Un de ces hommes taiseux, forgés dans la poussière noire des corons.
Né en 1913 dans les mines de Belgique, mort en 1993 en Suisse.
Et au soir de sa vie, il se retourne sur un siècle d'ombres et de lumière.
Thierry Thévenet nous offre ici bien plus qu'un roman : une traversée de la mémoire ouvrière.
Une fresque intime et collective où le souffle de la mine se mêle à celui de la tendresse, du courage, et des blessures enfouies.
C'est une écriture charnelle, dense, traversée d'images fortes : la lampe du mineur comme un cœur battant sous terre, les gestes du quotidien comme des prières muettes adressées à la vie.
On pense à Germinal, bien sûr.
Mais là où Zola dressait une fresque collective, Thévenet nous offre une mémoire intime : celle d'un homme qui n'est ni héros ni salaud, juste humain, terriblement humain.

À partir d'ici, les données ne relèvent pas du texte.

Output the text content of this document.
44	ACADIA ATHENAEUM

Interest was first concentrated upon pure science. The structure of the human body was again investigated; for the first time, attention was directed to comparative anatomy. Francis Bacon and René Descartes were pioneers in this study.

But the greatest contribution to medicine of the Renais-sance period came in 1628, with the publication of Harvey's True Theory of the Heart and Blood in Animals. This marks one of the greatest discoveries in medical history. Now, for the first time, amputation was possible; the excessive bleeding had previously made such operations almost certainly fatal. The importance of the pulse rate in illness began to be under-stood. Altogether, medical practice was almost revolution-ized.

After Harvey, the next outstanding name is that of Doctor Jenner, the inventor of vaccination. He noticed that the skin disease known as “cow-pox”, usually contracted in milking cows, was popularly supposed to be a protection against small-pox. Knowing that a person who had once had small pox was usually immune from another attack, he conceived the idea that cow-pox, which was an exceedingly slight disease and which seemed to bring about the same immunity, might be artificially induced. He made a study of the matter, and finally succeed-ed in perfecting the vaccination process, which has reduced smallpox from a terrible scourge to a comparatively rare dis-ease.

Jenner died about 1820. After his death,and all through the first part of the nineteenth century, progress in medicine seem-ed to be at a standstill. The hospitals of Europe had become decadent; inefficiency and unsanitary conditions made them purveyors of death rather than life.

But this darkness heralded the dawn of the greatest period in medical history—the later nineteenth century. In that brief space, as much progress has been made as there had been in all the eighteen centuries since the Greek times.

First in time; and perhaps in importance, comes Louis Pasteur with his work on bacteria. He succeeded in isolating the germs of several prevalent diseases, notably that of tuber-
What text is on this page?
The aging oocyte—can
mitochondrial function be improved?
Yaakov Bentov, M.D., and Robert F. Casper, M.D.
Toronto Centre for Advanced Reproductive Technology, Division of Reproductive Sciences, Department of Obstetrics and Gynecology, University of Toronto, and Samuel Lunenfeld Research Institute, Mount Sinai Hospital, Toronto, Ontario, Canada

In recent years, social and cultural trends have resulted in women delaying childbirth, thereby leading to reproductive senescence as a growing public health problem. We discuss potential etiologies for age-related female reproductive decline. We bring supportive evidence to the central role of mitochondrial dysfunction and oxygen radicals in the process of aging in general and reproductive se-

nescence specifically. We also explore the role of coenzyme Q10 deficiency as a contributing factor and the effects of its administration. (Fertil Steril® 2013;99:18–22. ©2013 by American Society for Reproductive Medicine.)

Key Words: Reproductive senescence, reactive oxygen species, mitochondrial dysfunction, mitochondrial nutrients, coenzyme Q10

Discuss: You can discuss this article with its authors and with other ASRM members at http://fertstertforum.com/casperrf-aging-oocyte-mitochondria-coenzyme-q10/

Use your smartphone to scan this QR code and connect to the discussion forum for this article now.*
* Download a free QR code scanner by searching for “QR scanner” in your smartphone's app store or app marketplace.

Tonton n'est pas qu'un hommage ; c'est une parole rendue.
Des hommes et des femmes qui ont vécu au rythme du charbon, de la sirène et du vent du nord.
Thierry Thévenet nous plonge dans leurs voix, leur langue, leurs rêves :
ces rêves qu'aucune poussière n'a jamais étouffés.
La langue de Thévenet est à l'image de son héros : rude et lumineuse, sans fioriture mais d'une justesse implacable.
Il y a du Giono dans sa manière de dire la terre,
du Camus dans sa façon de cerner la solitude des hommes.
Et surtout, il y a cette voix d'Adrien qui résonne longtemps après la dernière page – une voix qu'on n'oublie pas.
Entre pudeur et révolte, ce roman dit la transmission, le prix de la dignité.
Et surtout, il dit la force de l'amour ;
celui qui survit au silence, celui qui relie les vivants aux disparus.
Au cœur du roman, il y a Christa, la petite-fille.
Celle qui recueille les mots d'Adrien, celle qui l'écoute sans juger.
Entre eux, une tendresse pudique, un pardon qui se construit lentement.
Et c'est elle qui, au terme du voyage, dispersera ses cendres sur le terril de Marcinelle ; là où tout a commencé.
Un geste d'une infinie douceur pour clore un siècle de rugosité.
Tonton, c'est un livre qu'on ne referme pas.
Il reste là, dans les mains, dans le cœur, comme une braise qui brûle encore.